IPsec AH may be applied alone, in combination with the IP Encapsulating Security Payload (ESP), or in a nested fashion through the use of tunnel mode. Security services can be provided between a pair of communicating hosts, between a pair of communicating security gateways, or between a security gateway and a host. ESP may be used to provide the same security services, and it also provides a confidentiality (encryption) service.

The primary difference between the authentication provided by ESP and AH is the extent of the coverage. Specifically, ESP does not protect any IP header fields unless those fields are encapsulated by ESP. For more details on how to use AH and ESP in various network environments.

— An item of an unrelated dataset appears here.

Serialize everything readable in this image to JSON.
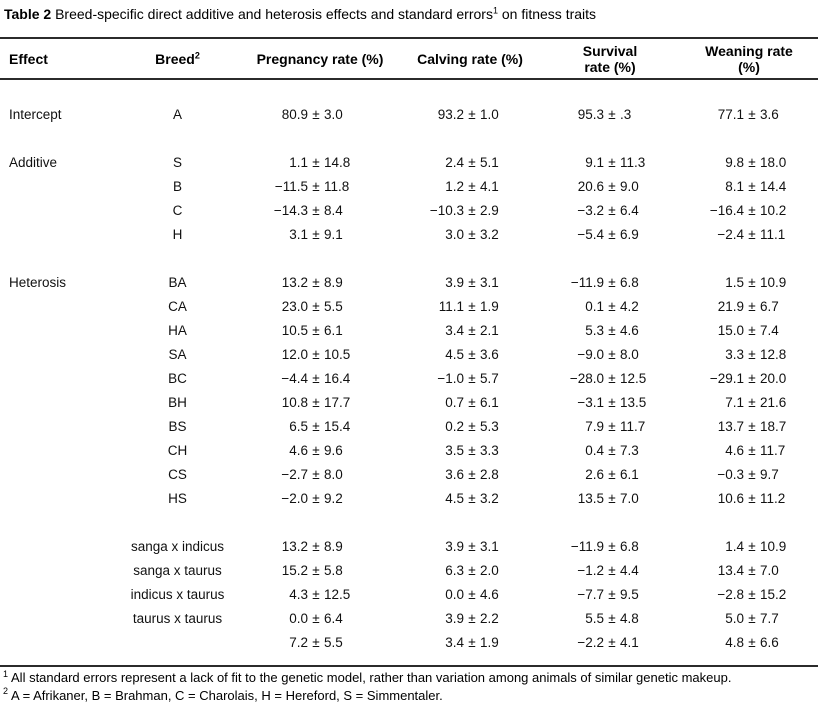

When used with IPv6, the Authentication Header normally appears after the IPv6 Hop-by-Hop Header and before the IPv6 Destination Options. When used with IPv4, the Authentication Header normally follows the main IPv4 header.

• Next header - identifies the type of the next payload after the Authentication Header.
• Payload Length - specifies the length of AH in 32-bit words (4-byte units), minus "2".
• SPI - an arbitrary 32-bit value that, in combination with the destination IP address and security protocol (AH), uniquely identifies the Security Association for this datagram.
• Sequence Number - it contains a monotonically increasing counter value and is mandatory and is always present even if the receiver does not elect to enable the anti-replay service for a specific SA.
• Authentication Data - a variable-length field containing an Integrity Check Value (ICV) computed over the ESP packet minus the Authentication Data.